简宁本来以为,走向江声就像一个爬珠峰的过程。
既然目标是登顶,就必须有所规划,需要保持体力,有长久的耐心,偶尔遇上雪崩,那么就要从头再来。她做好了多次且长久作战的准备。
但是江声的吻让简宁变得急切了,她失去了所有的冷静、理智和耐心,却还装了一整天什么都没发生。
车子平稳地停在简宁家楼下,驶入临时停车位,不过简宁一直没有下车。
“江声,你之前说很珍惜我,”简宁紧紧抓着安全带,问江声说,“是哪种珍惜?朋友的,同事的,还是家人?”
江声好像被这个问题困住了一会,左挑右捡了很久,也没有找到最接近的答案。
沉默持续了近一分钟,简宁觉得刚才可能是发生了雪崩,她现在应该要去疗伤,便解开了安全带,打算去拿礼盒。
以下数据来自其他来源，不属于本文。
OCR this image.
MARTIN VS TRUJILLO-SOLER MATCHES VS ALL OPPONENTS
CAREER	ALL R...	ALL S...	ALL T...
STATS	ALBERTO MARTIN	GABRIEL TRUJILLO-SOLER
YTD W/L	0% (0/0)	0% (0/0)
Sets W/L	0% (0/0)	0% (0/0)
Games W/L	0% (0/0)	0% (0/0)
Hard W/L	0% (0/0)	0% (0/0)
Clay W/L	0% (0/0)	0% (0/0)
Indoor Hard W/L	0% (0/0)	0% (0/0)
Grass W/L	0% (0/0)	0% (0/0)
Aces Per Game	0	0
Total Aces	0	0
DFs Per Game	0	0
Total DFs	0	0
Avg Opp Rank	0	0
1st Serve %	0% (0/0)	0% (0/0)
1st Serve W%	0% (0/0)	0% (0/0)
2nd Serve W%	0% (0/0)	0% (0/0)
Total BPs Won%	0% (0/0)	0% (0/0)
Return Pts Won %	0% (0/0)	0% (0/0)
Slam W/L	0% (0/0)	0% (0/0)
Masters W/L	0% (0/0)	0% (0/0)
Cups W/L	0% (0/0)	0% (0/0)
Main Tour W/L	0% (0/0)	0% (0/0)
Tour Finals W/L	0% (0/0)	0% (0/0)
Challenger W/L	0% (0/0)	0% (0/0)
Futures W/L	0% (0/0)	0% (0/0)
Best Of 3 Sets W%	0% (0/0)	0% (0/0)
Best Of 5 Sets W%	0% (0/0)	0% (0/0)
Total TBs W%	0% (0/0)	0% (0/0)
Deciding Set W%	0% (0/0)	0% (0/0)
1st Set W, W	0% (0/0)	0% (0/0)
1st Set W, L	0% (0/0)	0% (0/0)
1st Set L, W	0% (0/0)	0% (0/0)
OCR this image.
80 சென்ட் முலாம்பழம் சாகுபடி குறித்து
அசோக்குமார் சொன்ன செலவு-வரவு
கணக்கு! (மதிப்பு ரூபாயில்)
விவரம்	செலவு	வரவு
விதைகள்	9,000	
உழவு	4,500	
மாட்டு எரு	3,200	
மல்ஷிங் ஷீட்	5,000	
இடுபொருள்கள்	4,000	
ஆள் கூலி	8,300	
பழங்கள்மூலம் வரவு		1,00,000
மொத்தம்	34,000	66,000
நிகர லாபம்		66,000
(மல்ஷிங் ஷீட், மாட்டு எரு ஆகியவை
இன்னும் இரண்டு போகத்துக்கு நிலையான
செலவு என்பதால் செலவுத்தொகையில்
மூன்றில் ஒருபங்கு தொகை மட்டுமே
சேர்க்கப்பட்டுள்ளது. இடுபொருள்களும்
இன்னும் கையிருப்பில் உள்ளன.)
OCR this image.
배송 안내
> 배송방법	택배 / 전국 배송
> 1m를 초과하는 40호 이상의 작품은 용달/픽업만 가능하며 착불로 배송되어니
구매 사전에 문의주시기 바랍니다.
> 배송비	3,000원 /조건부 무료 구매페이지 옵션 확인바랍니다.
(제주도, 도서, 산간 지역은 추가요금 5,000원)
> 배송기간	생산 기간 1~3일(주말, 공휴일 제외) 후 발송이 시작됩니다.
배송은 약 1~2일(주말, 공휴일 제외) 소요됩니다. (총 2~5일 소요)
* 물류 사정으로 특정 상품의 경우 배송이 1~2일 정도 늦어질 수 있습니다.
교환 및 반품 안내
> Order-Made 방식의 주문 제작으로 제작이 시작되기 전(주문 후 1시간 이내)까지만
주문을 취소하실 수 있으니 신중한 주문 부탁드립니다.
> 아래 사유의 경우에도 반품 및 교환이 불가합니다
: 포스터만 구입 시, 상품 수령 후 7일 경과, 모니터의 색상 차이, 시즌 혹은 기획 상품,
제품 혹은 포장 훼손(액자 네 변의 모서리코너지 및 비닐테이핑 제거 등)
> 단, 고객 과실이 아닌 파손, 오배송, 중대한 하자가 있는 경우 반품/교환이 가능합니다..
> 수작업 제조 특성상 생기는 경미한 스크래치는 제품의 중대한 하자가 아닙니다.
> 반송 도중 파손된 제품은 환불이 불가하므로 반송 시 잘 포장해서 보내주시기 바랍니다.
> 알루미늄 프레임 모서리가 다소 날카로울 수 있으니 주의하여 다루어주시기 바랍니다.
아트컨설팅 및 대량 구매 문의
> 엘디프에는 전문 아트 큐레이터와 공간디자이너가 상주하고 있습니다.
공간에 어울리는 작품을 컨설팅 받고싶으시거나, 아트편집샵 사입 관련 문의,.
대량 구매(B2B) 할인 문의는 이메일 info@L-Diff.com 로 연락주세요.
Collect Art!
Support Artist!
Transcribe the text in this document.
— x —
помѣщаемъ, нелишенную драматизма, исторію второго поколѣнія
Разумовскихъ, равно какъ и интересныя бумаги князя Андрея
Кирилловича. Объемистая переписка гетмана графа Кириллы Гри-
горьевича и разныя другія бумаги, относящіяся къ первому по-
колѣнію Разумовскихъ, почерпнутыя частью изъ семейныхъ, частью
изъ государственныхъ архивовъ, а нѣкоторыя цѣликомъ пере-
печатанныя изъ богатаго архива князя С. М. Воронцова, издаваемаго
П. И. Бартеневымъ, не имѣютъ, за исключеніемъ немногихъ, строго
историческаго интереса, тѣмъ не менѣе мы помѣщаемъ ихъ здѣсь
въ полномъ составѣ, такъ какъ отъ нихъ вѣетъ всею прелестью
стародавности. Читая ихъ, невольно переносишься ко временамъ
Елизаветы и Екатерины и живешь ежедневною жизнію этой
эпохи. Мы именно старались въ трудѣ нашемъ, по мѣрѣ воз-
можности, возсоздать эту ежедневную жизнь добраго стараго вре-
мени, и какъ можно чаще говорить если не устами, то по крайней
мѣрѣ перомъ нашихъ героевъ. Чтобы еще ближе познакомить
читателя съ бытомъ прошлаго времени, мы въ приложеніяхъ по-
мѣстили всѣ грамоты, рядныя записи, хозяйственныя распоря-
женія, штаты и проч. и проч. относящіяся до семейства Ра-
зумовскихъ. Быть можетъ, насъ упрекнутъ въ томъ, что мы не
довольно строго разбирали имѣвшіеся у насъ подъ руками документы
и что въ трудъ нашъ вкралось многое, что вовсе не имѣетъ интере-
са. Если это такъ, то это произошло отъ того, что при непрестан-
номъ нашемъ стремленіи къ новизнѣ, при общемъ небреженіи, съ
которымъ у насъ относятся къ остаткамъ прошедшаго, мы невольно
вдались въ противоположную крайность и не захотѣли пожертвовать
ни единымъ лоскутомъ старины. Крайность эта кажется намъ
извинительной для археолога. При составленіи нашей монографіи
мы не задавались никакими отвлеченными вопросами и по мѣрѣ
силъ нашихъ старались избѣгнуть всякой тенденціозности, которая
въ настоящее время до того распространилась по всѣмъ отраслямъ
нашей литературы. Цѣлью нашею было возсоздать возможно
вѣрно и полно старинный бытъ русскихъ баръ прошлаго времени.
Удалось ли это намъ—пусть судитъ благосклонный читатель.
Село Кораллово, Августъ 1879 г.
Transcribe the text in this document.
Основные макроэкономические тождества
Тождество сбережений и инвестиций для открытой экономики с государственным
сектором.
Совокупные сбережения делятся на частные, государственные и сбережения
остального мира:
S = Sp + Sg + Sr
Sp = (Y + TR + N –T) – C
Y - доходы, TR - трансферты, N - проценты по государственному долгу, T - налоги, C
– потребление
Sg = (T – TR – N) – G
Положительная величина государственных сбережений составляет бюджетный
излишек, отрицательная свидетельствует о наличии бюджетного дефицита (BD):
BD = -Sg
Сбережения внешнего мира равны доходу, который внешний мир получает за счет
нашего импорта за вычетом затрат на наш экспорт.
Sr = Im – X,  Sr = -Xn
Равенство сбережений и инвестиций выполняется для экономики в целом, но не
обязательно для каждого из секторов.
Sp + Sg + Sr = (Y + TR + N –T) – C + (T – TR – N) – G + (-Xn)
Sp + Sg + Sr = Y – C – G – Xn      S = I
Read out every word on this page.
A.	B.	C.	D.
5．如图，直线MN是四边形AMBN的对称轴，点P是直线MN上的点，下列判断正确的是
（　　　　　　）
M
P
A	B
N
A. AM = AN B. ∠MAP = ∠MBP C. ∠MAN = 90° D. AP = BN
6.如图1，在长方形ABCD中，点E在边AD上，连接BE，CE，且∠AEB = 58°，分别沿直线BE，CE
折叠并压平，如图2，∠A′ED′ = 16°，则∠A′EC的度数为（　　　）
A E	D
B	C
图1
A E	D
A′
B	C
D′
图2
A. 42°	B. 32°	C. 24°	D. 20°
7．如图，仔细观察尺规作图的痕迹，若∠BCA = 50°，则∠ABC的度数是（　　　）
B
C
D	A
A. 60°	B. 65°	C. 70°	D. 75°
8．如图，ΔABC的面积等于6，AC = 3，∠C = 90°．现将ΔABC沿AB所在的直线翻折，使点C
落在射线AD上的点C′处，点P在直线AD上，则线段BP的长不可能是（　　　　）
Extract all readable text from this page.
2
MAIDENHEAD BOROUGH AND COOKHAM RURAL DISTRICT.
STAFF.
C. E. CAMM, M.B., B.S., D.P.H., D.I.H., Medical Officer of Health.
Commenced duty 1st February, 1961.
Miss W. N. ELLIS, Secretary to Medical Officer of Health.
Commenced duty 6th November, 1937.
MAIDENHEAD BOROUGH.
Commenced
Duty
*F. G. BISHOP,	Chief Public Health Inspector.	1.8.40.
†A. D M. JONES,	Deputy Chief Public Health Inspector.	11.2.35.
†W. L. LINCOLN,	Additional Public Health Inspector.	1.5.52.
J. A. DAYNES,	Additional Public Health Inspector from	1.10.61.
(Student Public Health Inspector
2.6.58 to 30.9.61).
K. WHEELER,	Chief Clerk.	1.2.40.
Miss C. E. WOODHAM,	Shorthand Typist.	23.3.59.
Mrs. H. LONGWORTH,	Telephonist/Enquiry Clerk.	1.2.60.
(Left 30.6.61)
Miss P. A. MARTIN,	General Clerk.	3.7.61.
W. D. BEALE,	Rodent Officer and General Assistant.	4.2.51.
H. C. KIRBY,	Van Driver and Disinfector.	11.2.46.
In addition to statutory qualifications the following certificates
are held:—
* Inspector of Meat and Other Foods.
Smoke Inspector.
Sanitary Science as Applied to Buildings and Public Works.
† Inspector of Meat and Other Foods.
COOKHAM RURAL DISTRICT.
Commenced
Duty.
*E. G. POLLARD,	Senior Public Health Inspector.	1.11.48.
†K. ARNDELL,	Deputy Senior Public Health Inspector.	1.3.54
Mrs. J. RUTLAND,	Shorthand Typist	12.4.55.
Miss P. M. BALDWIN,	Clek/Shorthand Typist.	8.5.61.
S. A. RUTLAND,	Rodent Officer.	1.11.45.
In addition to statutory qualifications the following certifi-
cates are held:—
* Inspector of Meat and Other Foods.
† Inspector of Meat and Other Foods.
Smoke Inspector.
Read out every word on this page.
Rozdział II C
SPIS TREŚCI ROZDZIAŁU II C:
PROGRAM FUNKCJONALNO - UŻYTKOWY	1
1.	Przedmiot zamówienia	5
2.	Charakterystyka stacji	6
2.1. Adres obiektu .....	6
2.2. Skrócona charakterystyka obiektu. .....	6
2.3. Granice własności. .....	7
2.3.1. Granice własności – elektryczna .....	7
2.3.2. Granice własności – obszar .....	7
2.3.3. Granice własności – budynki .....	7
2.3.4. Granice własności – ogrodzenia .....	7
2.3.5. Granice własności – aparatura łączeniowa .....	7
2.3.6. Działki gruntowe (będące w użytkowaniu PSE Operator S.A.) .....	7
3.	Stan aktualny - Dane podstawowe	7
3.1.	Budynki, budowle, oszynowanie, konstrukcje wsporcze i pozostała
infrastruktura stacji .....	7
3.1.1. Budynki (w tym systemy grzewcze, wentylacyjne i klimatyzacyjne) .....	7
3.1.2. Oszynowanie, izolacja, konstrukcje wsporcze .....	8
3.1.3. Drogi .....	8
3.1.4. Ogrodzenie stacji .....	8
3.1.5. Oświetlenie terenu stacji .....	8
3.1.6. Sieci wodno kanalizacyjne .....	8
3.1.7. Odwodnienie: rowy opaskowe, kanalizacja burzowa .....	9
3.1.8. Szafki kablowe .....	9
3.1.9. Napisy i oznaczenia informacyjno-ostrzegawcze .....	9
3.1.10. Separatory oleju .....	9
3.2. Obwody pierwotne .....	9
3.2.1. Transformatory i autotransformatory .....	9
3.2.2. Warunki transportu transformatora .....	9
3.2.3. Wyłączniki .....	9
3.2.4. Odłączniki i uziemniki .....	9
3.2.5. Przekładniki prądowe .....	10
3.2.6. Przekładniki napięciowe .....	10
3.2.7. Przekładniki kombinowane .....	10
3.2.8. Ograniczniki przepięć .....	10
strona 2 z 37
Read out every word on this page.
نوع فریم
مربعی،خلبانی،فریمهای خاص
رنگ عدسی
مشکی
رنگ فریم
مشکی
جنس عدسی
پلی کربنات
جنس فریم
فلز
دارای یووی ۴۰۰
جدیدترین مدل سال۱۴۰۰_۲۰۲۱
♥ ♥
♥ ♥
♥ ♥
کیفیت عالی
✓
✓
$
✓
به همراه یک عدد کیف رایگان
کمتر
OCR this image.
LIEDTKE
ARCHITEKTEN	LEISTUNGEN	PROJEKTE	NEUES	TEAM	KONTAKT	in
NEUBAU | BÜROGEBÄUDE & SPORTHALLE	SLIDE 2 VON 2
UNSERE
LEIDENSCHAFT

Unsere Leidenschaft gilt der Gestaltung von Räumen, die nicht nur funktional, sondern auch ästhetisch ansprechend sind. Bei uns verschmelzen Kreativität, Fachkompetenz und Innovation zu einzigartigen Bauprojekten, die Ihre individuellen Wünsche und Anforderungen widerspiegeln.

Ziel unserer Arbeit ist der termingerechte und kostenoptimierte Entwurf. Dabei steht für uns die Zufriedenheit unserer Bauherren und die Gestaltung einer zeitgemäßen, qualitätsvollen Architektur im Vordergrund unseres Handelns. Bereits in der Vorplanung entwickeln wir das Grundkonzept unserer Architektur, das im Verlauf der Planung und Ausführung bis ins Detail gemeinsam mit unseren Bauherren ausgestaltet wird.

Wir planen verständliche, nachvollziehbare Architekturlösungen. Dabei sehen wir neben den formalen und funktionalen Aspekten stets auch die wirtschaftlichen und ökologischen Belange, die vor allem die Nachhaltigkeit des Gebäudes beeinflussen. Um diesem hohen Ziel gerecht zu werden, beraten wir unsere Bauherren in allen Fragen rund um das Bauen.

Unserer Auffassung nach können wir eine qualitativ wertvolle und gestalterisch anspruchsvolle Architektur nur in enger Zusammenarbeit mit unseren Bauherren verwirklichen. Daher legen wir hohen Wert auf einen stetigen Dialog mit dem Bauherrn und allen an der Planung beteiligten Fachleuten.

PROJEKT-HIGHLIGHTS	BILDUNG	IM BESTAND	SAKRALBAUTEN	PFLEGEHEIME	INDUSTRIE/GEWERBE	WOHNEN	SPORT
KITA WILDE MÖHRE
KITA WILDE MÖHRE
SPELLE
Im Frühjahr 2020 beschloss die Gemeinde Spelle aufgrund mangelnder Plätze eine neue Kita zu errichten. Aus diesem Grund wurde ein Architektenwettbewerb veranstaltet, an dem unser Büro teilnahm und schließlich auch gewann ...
江声突然变成很惊恐的样子,抢先一步伸手,把礼盒抱在怀里。
“江声。”简宁叫了一声,想让他解释现在的情况。
封闭而安静的空间里,江声的呼吸声很大,盖过了简宁的。他开了窗,让新鲜的空气进来。
简宁度过了此生第二个漫长的一分钟,而后听到江声说“对不起”。
江声越过中控台,牵住简宁的手,紧紧地攥在手心。江声手上都是汗,指尖有些抖。
他再一次和简宁道歉,说:“对不起简简,我好像变成了胆小鬼,只会逃避,难题都留给了你。”
“应该是18岁的时候,也可能更早。”他声音很低,“不过我那时不太懂,也没有可以参照的。后来长大一点才明白,应该是的。”
江声认识爱情的顺序,和大多数人都不一样。
别人可能是先有一个衡量的标准,长相外貌如何,谈吐为人如何,再加上许多附加条件,然后将遇见的人放到这个框架里,逐条逐条地放在一起比对。
若两者刚好契合或是有大部分契合,人们便认为自己找到了爱情。江声不是这样。